Eles tiraram o futebol do país da lama para transformá-lo no mais organizado e poderoso do mundo. Estádios lotados e novos craques despontaram de uma filosofia simples: o papel social do esporte é mais importante que qualquer troféu

Por Guiliherme Pavarin
Atualizado em 2 fev 2017, 18h20 - Publicado em 5 set 2013, 22h00

No comecinho dos anos 2000, o grandalhão Oliver Bierhoff era o maior – e bota maior – símbolo do então apático futebol alemão. Experiente, corpulento, de canelas longas, pouca técnica e quase nenhuma movimentação, o centroavante abusava dos seus 1,91 m para finalizar as jogadas do único jeito que sabia: pelo alto, entre os zagueiros, cabeceando firme para dentro das redes. O movimento era repetido à exaustão. Jogo a jogo.

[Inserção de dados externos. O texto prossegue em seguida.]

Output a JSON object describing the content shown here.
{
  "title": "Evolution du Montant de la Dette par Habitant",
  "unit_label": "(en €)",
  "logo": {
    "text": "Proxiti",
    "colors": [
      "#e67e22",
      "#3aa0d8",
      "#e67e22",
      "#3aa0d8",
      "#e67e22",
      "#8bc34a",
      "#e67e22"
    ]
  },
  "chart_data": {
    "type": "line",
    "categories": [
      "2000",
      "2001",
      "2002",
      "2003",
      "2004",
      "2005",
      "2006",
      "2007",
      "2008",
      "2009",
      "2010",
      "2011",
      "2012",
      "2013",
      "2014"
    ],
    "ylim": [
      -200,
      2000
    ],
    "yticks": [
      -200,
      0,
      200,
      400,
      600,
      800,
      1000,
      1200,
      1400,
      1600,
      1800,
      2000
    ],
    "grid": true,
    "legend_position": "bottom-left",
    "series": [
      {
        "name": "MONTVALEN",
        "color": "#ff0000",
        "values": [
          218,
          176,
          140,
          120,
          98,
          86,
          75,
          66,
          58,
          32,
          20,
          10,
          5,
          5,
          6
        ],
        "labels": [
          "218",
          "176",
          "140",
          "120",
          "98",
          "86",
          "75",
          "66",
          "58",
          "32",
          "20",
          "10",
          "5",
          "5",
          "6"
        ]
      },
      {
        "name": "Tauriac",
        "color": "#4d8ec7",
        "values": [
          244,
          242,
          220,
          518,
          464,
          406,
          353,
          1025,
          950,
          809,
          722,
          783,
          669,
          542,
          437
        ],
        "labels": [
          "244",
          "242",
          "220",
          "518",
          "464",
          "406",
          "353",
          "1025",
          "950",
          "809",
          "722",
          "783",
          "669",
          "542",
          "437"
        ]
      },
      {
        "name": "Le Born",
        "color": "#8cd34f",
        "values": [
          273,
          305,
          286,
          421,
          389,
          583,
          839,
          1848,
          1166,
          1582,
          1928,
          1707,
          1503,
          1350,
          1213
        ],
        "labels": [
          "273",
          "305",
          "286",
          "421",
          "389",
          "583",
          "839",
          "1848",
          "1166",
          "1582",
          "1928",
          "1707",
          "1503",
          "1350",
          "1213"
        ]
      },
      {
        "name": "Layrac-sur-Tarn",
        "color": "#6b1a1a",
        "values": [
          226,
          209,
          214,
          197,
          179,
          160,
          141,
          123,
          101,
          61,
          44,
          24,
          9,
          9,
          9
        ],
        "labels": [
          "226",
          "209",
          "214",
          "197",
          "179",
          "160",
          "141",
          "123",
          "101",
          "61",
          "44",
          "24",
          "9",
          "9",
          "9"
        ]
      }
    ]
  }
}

Na Eurocopa de 2000, na Bélgica, os alemães sentiram a limitação bater na ponta das chuteiras. Atirados em um grupo com equipes fortes – Inglaterra, Portugal e Romênia -, caíram logo na primeira fase, marcando apenas um ponto e um gol. Vexame para uma camisa tricampeã mundial, que já tinha vestido Franz Beckenbauer, Karl Rummenigge, Paul Breitner. “Estávamos pensando exatamente como vocês brasileiros pensam hoje: que não precisávamos aprender nada. E fomos jogando cada vez pior, pior e pior”, resumiu o próprio Breitner numa entrevista recente para o canal ESPN Brasil. Mas a queda em 2000 fez os alemães acordarem. Autoridades foram a público e tornaram o desempenho da seleção assunto de estado. O governo traçou um plano ambicioso: em uma década, a Alemanha deveria voltar a ser uma potência futebolística.

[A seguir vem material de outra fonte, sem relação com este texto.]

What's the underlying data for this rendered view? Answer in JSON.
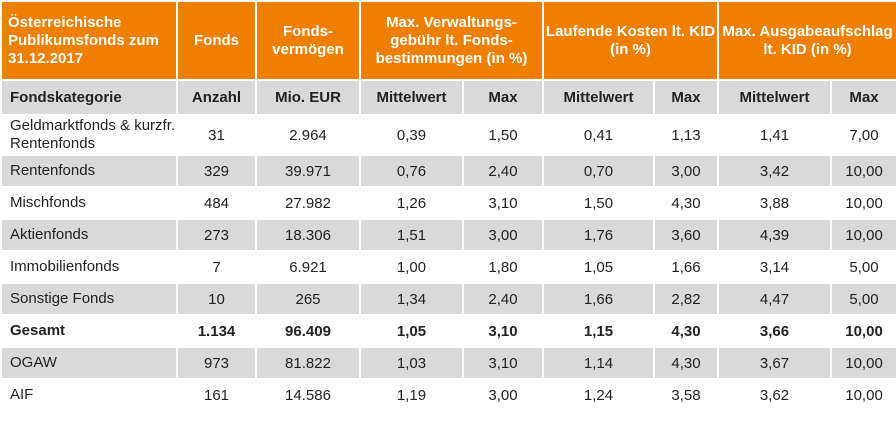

A missão, afirmaram os governantes, era fazer com que a população voltasse a se encantar com o esporte. O país, então, botou a mão no bolso. Em pouco mais de 12 anos, investiu cerca de US$ 1 bilhão em academias e centros de treinamentos para jovens. A ideia era usar esses CTs públicos para ensinar futebol com uma receita em duas medidas: 50% habilidade, 50% força – em vez dos 200% força que a seleção vinha aplicando.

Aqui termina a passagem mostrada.